Le COS a été mesuré dans de la glace (WDC-06A) aussi vieille que 54 000 ans avant le présent (Aydin et al., 2016). L’interprétation des données provenant de la glace plus ancienne qu’un millier d’années avant le présent est complexe car des divergences commencent à apparaître entre les ensembles de données contemporaines, avec un COS systématiquement plus faible dans les carottes de glace provenant de sites relativement plus chauds. Ceci est visible sur la Fig. 3 avec les mesures de WAIS Divide devenant progressivement plus appauvries que les mesures de South Pole et Taylor Dome sur des horizons d’âge plus anciens que 1000 CE. Cet écart entre les mesures de sites ayant des histoires de température différentes a été attribué à l’hydrolyse lente in situ du COS, qui est une réaction dépendant de la température, provoquant un appauvrissement au fil du temps (Aydin et al., 2014). La durée de vie estimée du COS par rapport à l’hydrolyse in situ dans les carottes de glace varie de quelques milliers d’années sur un site chaud comme Siple Dome à environ un million d’années sur un site plus froid comme le pôle Sud.

Une analyse détaillée des données sur le COS provenant de carottes de glace profondes suggère que le COS devient chimiquement stable (c’est-à-dire que l’hydrolyse in situ s’arrête) une fois que toutes les bulles d’air sont transformées en clathrates d’air sous pression hydrostatique. Sur la base de cette interprétation, les données actuellement disponibles indiquent que les niveaux de COS atmosphérique pendant la dernière période glaciaire étaient comparables à ceux de l’Holocène (Aydin et al., 2016). Ces observations doivent être confirmées par des mesures provenant d’autres carottes de glace. Les mesures en cours à partir d’une carotte de glace du pôle Sud (spicecore.org) devraient fournir un enregistrement du COS sur 50 000 ans comparable aux mesures existantes du WDC-06A de WAIS Divide.

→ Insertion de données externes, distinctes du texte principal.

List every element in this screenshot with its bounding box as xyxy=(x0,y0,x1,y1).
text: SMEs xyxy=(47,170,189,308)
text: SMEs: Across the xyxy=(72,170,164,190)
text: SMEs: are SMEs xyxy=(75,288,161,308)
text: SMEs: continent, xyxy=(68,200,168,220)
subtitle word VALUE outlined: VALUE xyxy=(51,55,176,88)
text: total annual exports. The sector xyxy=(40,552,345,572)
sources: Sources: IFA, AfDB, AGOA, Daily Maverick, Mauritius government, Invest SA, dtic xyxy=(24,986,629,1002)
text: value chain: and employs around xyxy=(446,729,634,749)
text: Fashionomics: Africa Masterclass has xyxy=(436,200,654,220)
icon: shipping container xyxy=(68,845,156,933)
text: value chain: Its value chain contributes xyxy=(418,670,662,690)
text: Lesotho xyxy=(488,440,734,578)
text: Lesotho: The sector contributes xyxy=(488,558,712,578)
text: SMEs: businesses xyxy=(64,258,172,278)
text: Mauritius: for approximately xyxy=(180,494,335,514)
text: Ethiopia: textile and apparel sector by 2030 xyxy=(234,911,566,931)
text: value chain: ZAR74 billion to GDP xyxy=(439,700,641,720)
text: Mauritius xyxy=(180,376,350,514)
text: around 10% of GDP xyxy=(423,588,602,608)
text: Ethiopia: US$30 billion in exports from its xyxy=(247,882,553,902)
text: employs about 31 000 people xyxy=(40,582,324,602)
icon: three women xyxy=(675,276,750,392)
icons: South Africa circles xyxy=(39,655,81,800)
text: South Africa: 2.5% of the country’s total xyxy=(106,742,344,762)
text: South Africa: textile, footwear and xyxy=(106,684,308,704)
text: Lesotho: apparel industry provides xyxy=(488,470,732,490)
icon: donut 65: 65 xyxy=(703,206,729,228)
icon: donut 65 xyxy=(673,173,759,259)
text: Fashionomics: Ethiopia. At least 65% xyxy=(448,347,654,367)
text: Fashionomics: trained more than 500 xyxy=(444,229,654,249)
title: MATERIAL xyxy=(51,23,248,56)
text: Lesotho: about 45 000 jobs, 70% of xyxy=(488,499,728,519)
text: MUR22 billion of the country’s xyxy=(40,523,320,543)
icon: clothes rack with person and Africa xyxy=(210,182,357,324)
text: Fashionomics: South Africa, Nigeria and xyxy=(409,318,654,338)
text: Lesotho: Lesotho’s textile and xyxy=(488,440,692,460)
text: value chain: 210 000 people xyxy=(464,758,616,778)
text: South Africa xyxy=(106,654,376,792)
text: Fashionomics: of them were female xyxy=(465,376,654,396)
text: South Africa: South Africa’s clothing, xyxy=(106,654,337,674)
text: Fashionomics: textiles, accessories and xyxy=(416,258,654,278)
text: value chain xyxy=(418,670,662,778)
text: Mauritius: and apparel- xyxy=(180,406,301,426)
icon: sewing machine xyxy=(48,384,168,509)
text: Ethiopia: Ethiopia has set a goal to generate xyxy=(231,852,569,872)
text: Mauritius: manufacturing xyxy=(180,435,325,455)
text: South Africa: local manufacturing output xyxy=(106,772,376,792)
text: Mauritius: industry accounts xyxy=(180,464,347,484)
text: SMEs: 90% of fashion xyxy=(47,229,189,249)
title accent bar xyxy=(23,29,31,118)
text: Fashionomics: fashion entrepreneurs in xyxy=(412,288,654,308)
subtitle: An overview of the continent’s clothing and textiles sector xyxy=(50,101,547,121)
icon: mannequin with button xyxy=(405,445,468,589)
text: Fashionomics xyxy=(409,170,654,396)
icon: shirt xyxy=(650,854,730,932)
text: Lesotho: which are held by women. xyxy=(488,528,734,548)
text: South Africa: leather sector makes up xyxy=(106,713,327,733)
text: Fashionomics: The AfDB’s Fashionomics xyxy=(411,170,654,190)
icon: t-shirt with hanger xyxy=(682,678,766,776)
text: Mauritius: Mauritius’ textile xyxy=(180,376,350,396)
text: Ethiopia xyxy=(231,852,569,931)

Les mesures du COS à partir de la glace de l’hémisphère Nord sont limitées, consistant en deux enregistrements courts à partir d’une carotte forée à sec et d’une carotte forée avec un fluide à Summit, au Groenland (carottes de glace GISP2B et GISP2D) (Aydin et al., 2007). Ces données couvrent la période de 1681 à 1868 CE et affichent une moyenne de 325 ± 23 ppt (± 1σ, n = 25), qui n’est pas significativement différente de la moyenne des mesures contemporaines des carottes de glace de l’Antarctique (Fig. 3). Ces données suggèrent un gradient de COS interhémisphérique faible ou nul dans l’atmosphère préindustrielle. D’autres mesures provenant des carottes de glace du Groenland sont nécessaires pour étudier la variabilité possible du gradient interhémisphérique de COS sur des échelles de temps plus longues.